I have been wanting to scream lately. Remember Primal Scream Therapy? Popular back when we Boomers were still in full possession of our own hearing. It sounded appealing then and sounds appealing now. A couple quick clicks assure me it is still available, Google and Wikipedia are all over it. But the potential humor doesn't draw me, I don't click further. I don't want therapy. I just want to scream.
I would like to scream: Stop! Wasting! My! Time!
The screaming itself might be good therapy. Baby Boomer Girls in my years were raised to fight stealthily and from the flank. We were advised to have a "good cry" over rejection, disappointment, apprehension, loss or disaster to purge ourselves of grief.
Lately crying seems the last possible reaction I could muster from any of those things. A good scream seems much more likely to provoke catharsis. That's what I want.
And then I want to go back to the garden Joni Mitchell was singing about on our way to Woodstock. Remember back when our full concept of "time" was captured in that song?
"Is it the time of year? Or is it the time of Man?"
Women were so young back we weren't even called women yet. We didn't even know to ask, "Is it the change of life?"
So not too far a metaphoric reach: Wanting to capture fleeting time as I write from the lap of paradise on Labor Day, the end of summer. Hard to be a Boomer of my years and miss the middle-aged metaphor there.
Oh no! Not another middle age crisis? It always feels that when the first of the Boomers go through it we're all over it. I think I just really want to scream to stop wasting time, regardless of whether its the time of man, time of day, time to write the great American novel or too late to even read it.
What do we know about it anyway? Ah, there's that famous rub. We know only that we don't know when or how. And now it's the end of summer and we're reckoning? Sheesh, is this as light as Labor Day can get? I might as well go back to bankruptcy, politics and government.
Thank goodness, here come the middle-aged jet-skiers again.

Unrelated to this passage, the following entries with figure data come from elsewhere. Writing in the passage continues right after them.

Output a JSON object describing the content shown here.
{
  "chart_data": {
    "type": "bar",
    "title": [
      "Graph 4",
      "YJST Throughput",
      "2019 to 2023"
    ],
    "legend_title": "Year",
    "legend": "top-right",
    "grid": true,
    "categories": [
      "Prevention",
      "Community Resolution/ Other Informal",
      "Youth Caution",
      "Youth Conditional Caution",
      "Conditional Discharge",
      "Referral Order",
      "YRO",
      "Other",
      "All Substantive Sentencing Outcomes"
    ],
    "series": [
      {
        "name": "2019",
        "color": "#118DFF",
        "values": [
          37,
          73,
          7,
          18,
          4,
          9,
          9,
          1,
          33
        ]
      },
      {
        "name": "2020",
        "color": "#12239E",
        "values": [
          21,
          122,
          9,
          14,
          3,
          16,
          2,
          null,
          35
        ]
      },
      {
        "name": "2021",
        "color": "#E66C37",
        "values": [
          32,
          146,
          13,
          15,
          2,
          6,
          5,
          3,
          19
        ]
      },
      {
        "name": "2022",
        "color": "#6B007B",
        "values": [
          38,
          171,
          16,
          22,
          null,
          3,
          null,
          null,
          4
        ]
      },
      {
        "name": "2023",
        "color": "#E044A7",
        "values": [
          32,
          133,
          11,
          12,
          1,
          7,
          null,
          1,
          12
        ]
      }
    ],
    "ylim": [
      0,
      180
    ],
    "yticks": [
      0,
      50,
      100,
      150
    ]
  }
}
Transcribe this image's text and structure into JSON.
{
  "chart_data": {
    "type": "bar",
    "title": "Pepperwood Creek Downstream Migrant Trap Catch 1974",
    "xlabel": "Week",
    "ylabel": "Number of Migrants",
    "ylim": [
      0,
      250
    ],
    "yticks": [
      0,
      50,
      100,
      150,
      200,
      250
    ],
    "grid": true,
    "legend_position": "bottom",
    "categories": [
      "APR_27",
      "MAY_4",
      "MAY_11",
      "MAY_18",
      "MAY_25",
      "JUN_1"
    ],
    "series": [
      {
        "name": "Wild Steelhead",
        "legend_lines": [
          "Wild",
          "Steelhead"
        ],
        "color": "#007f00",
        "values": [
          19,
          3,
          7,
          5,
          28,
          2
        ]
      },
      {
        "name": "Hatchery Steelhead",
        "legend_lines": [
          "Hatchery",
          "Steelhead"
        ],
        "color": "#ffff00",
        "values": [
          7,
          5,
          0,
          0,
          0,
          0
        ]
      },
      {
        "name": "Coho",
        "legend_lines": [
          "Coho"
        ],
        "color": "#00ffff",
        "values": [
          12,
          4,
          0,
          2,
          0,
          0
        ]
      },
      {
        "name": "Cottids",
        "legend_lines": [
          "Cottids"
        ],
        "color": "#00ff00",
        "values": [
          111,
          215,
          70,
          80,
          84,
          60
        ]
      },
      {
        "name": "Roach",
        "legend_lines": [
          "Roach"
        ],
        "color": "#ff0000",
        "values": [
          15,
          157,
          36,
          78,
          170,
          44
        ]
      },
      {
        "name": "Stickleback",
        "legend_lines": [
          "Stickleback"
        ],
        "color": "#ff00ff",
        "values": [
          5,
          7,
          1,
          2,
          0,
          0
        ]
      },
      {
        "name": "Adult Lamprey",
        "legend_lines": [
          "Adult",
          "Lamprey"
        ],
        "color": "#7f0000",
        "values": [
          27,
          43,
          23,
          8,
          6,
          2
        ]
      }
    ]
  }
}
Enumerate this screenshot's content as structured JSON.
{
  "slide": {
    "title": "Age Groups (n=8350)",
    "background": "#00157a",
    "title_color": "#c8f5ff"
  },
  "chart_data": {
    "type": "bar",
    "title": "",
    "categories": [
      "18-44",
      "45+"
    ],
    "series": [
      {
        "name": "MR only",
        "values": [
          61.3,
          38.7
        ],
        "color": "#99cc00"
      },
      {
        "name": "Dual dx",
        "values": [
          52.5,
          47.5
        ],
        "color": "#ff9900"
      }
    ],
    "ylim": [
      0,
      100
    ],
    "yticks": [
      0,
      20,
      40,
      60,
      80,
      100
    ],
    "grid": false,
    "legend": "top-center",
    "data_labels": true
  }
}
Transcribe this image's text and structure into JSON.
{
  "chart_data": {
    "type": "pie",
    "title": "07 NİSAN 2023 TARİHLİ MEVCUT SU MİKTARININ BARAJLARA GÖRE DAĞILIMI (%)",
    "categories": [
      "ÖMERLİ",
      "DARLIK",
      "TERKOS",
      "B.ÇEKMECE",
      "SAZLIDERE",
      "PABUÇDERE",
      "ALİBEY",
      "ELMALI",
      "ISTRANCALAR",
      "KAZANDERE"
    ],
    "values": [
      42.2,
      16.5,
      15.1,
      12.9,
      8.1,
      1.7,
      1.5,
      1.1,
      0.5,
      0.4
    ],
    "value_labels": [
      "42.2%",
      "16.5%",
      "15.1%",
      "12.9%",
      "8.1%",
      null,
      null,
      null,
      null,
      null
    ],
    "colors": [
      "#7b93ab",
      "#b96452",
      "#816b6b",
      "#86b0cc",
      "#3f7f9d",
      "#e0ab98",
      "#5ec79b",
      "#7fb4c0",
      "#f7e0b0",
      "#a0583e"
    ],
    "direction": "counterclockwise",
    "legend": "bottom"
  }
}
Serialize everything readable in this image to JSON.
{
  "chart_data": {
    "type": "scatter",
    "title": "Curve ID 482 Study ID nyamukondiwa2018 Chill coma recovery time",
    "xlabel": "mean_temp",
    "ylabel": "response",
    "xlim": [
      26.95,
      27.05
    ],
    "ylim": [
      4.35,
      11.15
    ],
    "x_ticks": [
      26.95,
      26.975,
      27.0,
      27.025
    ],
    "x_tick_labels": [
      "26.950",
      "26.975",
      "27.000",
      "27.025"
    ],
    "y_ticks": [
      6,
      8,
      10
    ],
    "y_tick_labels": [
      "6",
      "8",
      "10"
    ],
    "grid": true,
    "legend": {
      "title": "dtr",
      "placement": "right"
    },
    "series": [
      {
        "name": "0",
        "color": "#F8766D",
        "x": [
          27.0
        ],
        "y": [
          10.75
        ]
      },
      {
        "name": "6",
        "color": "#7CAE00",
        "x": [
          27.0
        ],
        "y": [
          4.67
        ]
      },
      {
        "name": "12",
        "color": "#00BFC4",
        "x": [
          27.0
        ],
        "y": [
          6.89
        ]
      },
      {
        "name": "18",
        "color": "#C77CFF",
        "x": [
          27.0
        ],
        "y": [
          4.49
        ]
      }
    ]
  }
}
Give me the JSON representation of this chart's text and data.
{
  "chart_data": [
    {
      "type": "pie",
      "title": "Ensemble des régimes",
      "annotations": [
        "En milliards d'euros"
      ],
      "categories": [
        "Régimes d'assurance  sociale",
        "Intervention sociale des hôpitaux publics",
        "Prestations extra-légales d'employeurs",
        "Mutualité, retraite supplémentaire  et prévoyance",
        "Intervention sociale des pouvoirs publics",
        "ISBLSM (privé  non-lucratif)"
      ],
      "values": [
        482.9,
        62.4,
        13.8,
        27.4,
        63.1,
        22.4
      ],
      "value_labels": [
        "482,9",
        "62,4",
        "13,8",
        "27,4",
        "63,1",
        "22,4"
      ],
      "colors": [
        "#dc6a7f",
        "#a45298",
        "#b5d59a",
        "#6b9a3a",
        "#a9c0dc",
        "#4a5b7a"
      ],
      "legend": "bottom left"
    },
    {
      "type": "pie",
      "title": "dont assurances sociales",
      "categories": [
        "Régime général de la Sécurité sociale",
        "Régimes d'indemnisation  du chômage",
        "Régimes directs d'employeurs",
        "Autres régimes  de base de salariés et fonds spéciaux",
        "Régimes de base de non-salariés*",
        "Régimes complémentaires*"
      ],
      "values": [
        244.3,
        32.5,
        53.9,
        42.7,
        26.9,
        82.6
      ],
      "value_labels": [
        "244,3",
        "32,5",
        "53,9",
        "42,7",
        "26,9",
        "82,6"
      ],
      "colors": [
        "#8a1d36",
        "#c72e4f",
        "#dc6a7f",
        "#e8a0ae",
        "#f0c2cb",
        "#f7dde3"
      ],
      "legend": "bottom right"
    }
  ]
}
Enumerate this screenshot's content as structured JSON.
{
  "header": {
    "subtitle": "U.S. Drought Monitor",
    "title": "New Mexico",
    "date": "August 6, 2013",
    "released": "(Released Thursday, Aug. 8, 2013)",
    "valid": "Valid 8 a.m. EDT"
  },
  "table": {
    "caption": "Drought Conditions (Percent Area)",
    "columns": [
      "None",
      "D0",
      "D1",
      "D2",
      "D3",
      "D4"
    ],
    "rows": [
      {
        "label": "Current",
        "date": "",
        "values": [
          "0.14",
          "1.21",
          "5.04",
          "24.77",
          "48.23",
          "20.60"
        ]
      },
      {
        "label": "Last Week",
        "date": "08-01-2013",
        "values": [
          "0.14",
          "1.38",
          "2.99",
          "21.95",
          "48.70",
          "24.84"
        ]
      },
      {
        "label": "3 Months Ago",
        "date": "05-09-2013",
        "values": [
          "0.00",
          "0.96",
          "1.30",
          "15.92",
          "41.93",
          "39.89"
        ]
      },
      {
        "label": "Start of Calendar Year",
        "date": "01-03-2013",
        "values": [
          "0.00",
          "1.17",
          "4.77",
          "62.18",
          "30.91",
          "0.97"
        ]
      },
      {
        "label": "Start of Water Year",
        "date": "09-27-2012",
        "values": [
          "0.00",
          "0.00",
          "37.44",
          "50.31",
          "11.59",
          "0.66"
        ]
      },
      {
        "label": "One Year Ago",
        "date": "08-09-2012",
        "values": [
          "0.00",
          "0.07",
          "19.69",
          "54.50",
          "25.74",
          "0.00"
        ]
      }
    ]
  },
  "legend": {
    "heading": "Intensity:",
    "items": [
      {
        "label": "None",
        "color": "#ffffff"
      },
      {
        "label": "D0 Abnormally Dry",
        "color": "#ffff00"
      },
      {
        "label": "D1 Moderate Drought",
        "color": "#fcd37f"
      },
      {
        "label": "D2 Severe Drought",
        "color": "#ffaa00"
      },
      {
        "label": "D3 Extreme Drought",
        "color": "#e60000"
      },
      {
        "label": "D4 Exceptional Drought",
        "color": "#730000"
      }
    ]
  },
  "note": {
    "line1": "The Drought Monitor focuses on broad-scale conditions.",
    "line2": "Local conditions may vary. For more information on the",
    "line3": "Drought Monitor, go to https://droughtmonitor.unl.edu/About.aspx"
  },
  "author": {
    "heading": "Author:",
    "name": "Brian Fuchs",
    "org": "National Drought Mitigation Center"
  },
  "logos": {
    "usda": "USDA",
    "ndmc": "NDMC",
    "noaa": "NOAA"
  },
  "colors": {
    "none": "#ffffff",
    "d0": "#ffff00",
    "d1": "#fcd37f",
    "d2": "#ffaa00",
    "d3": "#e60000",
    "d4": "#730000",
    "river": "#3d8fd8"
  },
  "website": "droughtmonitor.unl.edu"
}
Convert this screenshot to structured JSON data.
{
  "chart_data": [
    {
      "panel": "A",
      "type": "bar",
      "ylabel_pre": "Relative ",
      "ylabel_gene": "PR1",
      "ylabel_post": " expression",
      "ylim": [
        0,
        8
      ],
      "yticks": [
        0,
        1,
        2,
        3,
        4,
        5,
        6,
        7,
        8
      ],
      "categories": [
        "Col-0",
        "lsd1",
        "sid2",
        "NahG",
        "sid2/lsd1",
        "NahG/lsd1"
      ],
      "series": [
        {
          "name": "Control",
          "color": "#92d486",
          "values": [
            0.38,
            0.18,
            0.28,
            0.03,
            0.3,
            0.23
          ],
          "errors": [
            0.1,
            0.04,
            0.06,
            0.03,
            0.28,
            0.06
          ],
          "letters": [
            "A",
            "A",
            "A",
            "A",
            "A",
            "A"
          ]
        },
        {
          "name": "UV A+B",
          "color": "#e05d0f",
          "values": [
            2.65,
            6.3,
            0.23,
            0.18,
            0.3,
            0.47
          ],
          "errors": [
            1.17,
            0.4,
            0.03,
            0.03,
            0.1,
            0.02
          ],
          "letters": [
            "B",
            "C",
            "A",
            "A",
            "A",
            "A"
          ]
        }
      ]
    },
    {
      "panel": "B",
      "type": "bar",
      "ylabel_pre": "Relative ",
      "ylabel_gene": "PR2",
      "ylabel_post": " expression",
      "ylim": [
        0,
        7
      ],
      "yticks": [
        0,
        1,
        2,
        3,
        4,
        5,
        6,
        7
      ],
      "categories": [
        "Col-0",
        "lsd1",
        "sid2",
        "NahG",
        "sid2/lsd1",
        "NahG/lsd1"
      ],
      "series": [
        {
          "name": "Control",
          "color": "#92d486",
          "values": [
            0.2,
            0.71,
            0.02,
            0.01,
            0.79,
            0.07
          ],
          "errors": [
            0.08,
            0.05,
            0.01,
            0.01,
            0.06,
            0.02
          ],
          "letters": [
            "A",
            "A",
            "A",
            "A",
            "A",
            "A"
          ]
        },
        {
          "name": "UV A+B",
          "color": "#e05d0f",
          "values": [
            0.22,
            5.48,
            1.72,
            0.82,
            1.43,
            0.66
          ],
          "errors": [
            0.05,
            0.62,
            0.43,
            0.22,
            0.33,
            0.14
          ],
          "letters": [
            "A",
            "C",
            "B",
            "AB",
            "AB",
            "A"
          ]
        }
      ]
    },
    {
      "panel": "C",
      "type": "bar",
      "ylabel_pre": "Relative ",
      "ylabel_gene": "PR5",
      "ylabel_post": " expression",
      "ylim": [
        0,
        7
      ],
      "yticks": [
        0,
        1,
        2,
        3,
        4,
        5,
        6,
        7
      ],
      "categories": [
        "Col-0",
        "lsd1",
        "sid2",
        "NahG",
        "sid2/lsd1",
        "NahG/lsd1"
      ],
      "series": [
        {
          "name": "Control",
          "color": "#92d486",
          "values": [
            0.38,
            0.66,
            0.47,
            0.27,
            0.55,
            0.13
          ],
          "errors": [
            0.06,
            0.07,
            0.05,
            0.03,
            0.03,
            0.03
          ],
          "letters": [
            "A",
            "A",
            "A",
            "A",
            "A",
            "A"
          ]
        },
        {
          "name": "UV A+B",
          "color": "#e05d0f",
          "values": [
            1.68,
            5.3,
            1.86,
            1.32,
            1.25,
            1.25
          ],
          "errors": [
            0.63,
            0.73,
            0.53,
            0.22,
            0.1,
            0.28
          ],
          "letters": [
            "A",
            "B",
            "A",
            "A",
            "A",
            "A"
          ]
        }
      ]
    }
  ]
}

Mostly it's young kids screaming in and out on the jet skis. I clench my teeth and think how rare anyone gets out on the water for a rewind, reset, re-framing of the careening movie that is our life. The machines are nothing but mechanized dinosaur mosquitoes, whining and penetrating every crevice of hearth and home. But it is the lap of paradise and we creek dwellers have little right to whine ourselves.
So this couple puttering along, albeit at jet ski decibel, have a charm. They are wearing matching flotation vests, slimming in black. She appears to have the same armor plated long skirted swimsuit I got from Land's End Overstock last year. And that is not merely endearing but reassuring. I know that no matter what, she won't want to fall off that dinosaur. That suit has enough fabric to it to sink when it gets wet.
She screams across the creek, "Isn't this great?"
I think that's what I'll start screaming. Couldn't hurt.